Cattaneo Rocco · Nationalrat · Tessin · FDP-Liberale Fraktion · 2019-12-18

Wortprotokoll

Premetto che il mio intervento tratta sia l'entrata in materia, sia la deliberazione di dettaglio.

Il gruppo liberale-radicale vi invita ad entrare in materia sul progetto di modifica della legge federale sul servizio civile e, per i singoli articoli, vi invita a seguire sempre la proposta della maggioranza della commissione.

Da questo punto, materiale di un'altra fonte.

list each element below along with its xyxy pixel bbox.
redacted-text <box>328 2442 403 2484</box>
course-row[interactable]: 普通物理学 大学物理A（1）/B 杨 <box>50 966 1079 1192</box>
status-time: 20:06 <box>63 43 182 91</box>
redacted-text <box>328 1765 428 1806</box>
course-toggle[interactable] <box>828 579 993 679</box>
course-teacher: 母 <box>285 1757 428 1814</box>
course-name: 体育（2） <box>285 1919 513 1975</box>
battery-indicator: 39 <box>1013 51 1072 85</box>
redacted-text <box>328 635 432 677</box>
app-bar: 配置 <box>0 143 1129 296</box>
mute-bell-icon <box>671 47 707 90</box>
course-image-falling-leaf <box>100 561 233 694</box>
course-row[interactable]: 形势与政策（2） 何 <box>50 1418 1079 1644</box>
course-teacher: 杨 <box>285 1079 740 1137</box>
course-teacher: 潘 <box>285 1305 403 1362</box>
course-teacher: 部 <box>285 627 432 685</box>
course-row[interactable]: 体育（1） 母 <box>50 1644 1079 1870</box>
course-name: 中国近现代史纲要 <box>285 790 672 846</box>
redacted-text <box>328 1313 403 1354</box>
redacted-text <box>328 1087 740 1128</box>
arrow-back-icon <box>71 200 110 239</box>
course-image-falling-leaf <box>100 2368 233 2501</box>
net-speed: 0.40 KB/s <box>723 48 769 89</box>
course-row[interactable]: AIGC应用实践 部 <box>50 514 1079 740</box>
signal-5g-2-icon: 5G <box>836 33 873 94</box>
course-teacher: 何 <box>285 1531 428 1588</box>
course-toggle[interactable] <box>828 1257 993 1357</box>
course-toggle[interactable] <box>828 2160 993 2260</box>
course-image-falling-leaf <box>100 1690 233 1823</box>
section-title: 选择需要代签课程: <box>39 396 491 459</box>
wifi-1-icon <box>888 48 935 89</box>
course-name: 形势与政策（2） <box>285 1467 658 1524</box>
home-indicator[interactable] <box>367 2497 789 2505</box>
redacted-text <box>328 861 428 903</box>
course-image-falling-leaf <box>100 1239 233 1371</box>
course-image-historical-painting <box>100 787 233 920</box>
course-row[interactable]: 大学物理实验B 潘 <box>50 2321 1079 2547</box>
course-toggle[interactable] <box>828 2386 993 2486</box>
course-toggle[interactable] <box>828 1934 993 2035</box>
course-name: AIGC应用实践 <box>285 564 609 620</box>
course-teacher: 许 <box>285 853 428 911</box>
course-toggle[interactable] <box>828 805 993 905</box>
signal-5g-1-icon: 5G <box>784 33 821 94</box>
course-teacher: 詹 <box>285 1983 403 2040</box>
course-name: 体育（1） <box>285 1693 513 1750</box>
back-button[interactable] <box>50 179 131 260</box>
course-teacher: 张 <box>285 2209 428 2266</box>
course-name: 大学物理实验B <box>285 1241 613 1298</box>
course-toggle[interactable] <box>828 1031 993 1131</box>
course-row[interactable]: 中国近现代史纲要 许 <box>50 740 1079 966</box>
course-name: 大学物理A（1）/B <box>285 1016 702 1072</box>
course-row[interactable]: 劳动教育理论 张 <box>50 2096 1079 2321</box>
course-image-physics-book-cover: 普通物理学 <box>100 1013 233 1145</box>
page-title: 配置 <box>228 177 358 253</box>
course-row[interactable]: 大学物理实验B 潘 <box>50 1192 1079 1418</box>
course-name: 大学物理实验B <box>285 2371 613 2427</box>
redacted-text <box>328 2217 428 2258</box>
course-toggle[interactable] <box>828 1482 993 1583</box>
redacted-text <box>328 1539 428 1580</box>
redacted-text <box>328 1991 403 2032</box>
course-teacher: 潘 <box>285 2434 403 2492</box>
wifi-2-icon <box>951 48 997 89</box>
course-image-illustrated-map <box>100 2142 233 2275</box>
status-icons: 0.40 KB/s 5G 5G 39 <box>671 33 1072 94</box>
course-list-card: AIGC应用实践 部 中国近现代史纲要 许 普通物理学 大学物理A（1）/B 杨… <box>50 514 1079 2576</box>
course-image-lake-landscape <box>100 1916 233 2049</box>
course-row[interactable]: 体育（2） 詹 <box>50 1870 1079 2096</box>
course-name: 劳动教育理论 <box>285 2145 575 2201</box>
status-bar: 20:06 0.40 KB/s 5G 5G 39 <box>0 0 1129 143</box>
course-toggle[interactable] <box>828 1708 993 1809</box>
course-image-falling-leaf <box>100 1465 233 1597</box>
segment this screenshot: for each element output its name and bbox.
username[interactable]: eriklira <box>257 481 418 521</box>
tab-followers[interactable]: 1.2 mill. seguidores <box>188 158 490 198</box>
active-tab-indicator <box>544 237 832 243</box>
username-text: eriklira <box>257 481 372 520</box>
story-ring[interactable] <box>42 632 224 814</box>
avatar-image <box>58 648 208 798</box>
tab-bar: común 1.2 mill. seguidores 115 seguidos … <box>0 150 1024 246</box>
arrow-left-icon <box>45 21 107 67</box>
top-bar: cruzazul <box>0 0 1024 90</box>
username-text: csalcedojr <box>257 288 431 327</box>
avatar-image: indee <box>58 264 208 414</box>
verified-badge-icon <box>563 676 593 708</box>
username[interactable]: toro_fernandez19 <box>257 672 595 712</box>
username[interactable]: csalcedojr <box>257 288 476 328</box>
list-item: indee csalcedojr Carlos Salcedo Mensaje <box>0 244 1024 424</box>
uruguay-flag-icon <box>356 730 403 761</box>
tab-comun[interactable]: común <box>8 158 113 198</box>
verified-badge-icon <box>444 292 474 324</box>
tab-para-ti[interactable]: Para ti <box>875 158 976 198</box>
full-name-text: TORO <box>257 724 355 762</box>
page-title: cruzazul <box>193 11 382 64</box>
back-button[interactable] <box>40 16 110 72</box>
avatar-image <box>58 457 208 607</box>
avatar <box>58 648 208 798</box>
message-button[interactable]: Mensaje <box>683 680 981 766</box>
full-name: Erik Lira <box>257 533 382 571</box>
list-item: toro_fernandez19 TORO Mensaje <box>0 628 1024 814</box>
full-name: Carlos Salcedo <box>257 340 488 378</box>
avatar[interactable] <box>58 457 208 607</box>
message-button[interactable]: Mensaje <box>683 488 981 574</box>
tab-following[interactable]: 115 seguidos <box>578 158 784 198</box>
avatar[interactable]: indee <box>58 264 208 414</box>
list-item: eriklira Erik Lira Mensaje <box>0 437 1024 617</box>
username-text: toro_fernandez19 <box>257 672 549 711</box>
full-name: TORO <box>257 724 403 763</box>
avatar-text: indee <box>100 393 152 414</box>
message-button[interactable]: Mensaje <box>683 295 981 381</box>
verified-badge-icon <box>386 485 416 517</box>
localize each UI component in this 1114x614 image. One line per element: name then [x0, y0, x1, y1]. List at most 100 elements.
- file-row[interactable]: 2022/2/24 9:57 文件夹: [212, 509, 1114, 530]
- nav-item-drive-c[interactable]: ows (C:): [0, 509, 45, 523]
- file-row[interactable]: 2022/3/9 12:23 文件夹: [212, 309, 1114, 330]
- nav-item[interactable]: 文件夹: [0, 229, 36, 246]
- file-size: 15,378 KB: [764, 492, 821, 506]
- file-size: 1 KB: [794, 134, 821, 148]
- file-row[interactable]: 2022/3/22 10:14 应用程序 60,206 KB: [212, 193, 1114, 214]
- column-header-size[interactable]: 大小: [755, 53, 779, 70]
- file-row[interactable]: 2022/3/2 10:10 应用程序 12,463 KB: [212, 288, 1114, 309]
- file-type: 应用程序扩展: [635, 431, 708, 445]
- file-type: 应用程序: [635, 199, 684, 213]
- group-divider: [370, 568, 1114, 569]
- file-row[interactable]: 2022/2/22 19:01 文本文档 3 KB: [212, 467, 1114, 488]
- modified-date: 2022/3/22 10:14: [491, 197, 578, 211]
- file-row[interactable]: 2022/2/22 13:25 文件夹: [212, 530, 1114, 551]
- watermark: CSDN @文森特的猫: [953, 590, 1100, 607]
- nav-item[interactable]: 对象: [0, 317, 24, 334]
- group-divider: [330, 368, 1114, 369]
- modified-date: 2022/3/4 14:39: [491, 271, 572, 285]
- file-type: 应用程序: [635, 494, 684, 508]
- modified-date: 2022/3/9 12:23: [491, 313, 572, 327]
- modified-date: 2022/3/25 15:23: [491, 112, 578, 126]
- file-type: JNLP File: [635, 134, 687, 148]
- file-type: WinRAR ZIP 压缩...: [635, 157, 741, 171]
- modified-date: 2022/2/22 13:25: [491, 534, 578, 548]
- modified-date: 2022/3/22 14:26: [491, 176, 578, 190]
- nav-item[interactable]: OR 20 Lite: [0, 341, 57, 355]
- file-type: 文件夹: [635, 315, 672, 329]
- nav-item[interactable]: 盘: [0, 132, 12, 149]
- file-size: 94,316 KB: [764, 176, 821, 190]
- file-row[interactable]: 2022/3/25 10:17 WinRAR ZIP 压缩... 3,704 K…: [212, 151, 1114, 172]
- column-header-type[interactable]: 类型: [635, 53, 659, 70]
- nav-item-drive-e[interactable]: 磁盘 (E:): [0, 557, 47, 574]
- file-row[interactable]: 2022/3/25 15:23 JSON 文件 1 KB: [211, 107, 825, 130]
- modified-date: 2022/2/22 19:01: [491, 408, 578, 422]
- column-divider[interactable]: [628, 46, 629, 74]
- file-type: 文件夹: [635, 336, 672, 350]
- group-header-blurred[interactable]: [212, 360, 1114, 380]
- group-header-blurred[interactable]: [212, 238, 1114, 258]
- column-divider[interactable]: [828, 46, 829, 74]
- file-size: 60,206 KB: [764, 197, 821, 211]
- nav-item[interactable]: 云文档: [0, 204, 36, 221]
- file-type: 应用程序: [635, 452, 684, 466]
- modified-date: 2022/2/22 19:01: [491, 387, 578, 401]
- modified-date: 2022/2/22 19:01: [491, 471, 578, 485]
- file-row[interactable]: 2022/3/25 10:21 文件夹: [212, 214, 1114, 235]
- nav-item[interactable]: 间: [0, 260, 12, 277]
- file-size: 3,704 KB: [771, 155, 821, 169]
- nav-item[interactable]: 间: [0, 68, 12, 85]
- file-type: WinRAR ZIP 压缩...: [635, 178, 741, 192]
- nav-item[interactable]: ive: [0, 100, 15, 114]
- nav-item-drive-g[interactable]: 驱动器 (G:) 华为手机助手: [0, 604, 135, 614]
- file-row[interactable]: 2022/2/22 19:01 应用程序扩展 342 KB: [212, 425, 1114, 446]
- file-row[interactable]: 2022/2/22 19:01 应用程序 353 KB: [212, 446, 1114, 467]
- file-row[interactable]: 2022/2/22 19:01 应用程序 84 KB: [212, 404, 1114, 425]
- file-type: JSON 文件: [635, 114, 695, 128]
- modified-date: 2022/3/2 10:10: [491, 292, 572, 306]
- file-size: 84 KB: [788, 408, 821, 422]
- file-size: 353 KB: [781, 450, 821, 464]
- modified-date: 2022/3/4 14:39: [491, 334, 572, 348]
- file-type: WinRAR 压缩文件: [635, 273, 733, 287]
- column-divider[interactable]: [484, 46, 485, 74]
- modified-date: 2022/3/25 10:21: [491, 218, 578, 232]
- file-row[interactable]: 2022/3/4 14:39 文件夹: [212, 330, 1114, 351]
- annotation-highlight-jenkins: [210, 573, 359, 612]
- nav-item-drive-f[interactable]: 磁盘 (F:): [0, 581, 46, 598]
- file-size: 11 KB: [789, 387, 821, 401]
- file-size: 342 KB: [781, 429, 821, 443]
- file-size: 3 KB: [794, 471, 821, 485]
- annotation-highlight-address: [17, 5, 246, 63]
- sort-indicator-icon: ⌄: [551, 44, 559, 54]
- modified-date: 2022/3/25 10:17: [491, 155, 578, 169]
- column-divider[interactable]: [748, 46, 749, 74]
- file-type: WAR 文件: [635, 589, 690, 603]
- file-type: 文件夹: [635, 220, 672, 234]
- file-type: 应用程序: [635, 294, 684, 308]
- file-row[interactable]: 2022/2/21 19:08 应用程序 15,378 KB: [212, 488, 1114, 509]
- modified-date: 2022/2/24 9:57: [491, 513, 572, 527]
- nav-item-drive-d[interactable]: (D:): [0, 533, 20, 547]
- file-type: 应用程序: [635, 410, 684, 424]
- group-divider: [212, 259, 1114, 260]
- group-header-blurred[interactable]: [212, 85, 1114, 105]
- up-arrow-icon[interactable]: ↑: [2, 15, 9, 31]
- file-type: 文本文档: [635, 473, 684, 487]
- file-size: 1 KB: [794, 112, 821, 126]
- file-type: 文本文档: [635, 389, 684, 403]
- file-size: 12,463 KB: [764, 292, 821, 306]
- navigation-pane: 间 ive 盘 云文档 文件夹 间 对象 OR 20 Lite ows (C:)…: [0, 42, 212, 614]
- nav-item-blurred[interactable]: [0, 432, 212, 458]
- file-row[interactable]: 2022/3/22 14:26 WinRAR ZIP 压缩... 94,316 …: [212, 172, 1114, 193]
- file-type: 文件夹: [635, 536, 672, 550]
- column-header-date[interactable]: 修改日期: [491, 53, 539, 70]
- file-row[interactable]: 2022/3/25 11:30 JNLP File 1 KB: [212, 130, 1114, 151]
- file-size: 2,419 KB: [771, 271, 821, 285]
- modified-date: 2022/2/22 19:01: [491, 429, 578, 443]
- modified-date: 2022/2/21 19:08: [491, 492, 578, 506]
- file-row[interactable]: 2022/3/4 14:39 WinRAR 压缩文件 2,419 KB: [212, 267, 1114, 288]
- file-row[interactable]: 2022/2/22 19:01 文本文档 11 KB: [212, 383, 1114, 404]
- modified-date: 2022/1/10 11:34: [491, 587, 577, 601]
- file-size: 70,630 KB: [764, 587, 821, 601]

Il servizio militare è un obbligo sancito nella nostra Costituzione all'articolo 59 capoverso 1. Un obbligo di nome ma non di fatto, poiché oggi esiste praticamente libera scelta tra l'esercito e il servizio civile. Da quando è stato abolito l'esame di coscienza nel 2009, il numero di civilisti è costantemente aumentato. Fino al 2008 erano mediamente 1300, e di colpo [PAGE 2366] l'anno successivo sono aumentati a 6720. L'anno scorso le ammissioni sono state 6205. Di queste, più del 50 per cento erano reclute, militari istruiti e incorporati nelle formazioni dell'esercito, e quadri. Questo cosa comporta? Comporta un serio rischio in termini di politica di sicurezza per il nostro paese.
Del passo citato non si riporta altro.